Create the VPC using the VPC Wizard

  • Navigated to the VPC service in the AWS console.
  • Selected Launch VPC Wizard and chose VPC with a Single Public Subnet.
  • Configured the VPC with the following parameters:
IPv4 CIDR block 192.168.0.0/18
IPv6 CIDR block No IPv6
VPC name First VPC
Public subnet CIDR 192.168.1.0/26
Availability Zone No Preference
Subnet name Public subnet
  • Selected Create VPC. The wizard automatically created the VPC, public subnet, route table, and Internet Gateway.
Q: Which VPC configuration was used? "VPC with a Single Public Subnet" was selected.
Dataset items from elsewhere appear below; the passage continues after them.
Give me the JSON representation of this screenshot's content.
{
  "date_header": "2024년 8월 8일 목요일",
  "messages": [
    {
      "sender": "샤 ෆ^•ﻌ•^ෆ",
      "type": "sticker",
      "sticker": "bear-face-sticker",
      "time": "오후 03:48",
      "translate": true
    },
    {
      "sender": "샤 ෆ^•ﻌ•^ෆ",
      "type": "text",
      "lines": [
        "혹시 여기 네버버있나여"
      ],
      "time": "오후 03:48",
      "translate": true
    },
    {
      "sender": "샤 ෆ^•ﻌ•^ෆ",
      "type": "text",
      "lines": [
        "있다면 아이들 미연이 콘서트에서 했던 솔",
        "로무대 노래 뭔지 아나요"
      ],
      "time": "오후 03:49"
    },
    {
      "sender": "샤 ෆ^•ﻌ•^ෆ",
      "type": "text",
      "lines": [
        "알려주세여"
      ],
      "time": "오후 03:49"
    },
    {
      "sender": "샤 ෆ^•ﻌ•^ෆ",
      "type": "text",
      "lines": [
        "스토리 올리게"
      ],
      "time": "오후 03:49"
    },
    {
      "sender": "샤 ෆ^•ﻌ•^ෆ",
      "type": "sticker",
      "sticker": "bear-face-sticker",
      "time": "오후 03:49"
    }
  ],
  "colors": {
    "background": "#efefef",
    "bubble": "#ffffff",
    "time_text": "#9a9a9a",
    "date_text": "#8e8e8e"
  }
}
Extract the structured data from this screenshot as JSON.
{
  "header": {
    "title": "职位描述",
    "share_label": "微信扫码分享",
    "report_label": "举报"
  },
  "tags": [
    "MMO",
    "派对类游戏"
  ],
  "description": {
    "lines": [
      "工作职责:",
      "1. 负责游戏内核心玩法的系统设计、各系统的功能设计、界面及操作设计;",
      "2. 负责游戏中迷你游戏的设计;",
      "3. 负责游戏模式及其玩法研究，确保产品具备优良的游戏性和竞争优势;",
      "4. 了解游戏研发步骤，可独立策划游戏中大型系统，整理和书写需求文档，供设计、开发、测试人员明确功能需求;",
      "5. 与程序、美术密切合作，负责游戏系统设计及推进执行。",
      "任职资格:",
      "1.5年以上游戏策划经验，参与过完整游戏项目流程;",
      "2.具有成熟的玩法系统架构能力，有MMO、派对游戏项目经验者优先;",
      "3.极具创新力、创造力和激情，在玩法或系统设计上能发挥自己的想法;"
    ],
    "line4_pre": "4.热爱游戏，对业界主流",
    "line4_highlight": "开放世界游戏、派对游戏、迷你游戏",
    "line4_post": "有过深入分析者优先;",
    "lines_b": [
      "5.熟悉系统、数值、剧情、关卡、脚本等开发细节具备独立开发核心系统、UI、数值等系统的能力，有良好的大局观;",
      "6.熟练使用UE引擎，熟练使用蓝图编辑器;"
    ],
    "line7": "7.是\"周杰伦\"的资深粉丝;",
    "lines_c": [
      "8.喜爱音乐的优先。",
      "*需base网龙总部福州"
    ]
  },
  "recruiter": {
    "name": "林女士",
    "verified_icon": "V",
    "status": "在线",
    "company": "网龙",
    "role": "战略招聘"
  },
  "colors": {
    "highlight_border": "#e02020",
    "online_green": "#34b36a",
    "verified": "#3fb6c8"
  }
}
This is the simplest configuration for the customer's needs, since they only require one public subnet for internet-facing resources. Other options include multiple subnets or private-only subnets.
Q: Why are there private and public subnets? Public subnets are for instances that need internet access (via a public IP and an Internet Gateway). Private subnets keep instances isolated from the internet. Instances in a private subnet that need internet connectivity would require a NAT gateway.
03

Verify the VPC was created successfully

  • After creation, the console displayed "VPC Successfully Created".
  • Navigated to Your VPCs in the left menu and confirmed First VPC was listed with CIDR 192.168.0.0/18 and state Available.
  • The resource map showed the complete architecture: VPC, 1 subnet (First VPC-subnet-public1), 2 route tables, and network connections (IGW + S3 endpoint).

Key Learnings

What Was Learned

How to calculate the correct CIDR block based on the number of IP addresses needed.
The RFC 1918 private IP ranges: 10.0.0.0/8, 172.16.0.0/12, 192.168.0.0/16.
How to use the VPC Wizard to create a VPC with a public subnet, route table, and Internet Gateway in one step.
The subnet CIDR must be smaller than the VPC CIDR, and both must be within the same private range.

Technical Conclusion

This lab demonstrated the foundational process of creating a VPC from the customer's requirements. The key skill is translating business needs (e.g., "I need 15,000 IPs") into technical configurations (e.g., a /18 CIDR block in the 192.168.x.x range).

The VPC Wizard simplifies the process by bundling the VPC, subnet, route table, and Internet Gateway into a single workflow. For production environments, understanding each component individually becomes important, as covered in the next lab.